ハイブリッド車などは増えると思われますが、それでも2040年時点で半数は純粋にエンジンだけで走るクルマと予測されています。中国は、2050年までに国内の原子力発電所を100基体制にする計画だと言いますが、他の国で発電所を増やすのは容易ではないはずです。

もちろん、今後も各方面の技術は進歩していくでしょう。技術改革が手伝って、現時点での予測よりEVシフトが進む可能性はあります。
しかし、ヨーロッパ各国政府の打ち出す、完全EV化というような目標はナンセンスと言わざるを得ません。そもそも温暖化ガスの排出削減にならないのですから無責任ですらあるでしょう。
政府が打ち出す政策は、科学的見地よりも政治的な要素が絡みます。事実に基づいてであっても、クルマ産業が衰退するような方針を示せないこともあるでしょう。雇用も失われますし、経済的にも問題です。しかし、温室効果ガス削減が、EVシフトによって達成されるように見せかけるのは問題でしょう。

イギリス下院の科学技術委員会の報告書は、EVシフトは排出削減対策にならないと、当たり前のことを指摘しています。それよりも公共交通機関や自転車インフラに投資すべきと提言しています。
自転車にシフトするならば、資源も節約できますし、重量も軽く、温暖化ガスも排出しません。
電動アシスト自転車にしたとしても、必要なバッテリーは、EVの1/250といったレベルで済みます。
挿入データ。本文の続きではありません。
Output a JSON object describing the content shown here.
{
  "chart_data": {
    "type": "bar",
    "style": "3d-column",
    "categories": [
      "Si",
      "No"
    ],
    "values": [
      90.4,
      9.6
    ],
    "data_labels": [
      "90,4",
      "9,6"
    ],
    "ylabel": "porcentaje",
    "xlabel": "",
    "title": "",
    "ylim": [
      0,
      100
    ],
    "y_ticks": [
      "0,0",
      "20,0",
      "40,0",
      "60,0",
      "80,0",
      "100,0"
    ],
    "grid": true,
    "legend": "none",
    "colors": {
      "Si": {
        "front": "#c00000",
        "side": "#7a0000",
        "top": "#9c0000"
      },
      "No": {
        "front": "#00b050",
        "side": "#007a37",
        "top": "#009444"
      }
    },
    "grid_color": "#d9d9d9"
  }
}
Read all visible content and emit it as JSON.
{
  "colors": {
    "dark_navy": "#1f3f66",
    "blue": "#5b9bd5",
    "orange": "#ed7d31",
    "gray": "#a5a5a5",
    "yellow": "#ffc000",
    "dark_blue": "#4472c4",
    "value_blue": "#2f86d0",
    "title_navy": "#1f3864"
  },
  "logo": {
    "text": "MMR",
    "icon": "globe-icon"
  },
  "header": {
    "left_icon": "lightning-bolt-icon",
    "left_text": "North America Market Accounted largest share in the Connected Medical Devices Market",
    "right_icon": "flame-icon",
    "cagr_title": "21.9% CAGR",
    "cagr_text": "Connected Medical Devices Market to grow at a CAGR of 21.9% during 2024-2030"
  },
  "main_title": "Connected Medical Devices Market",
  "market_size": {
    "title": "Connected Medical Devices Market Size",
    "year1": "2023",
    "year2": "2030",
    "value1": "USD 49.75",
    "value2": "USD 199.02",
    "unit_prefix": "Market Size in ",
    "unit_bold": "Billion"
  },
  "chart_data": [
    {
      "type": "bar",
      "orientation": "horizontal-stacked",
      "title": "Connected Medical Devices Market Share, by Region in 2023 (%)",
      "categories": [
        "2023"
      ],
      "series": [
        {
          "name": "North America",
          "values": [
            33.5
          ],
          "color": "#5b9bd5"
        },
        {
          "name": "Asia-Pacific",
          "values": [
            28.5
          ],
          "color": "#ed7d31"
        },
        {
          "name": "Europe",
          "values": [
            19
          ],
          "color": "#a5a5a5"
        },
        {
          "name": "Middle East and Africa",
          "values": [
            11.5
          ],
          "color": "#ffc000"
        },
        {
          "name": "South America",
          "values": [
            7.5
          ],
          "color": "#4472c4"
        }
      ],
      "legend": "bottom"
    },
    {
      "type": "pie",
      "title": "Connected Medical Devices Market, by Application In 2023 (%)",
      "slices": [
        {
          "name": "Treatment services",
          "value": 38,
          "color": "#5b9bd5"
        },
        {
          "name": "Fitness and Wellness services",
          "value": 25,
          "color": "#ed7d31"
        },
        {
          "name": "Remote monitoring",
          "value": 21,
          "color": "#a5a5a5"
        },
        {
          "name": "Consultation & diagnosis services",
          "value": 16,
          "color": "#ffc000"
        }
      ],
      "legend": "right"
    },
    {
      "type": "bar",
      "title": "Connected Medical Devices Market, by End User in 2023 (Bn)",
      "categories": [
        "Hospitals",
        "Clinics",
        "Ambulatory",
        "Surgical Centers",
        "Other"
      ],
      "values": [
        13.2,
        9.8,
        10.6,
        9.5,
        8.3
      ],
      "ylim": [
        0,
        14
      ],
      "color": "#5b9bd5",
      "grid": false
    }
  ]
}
渋滞を減らしたり、健康にいいというだけでなく、温暖化ガスの排出削減のためにも、もっと積極的に自転車へのシフトを考えるべきなのです。
今回のイギリス下院技術委員会の報告書のような、至極真っ当な意見が、広く認知されていくかはわかりません。業界の利害関係や、政治的な思惑もあります。しかし、いずれEVシフトの限界は明らかになることでしょう。EVシフトではなく、むしろ自転車シフトが進んでいくことになるかも知れません。
アマゾンの森林火災は、地球の酸素供給には差引ゼロで直接関係ないという科学的見地も無視されてますね。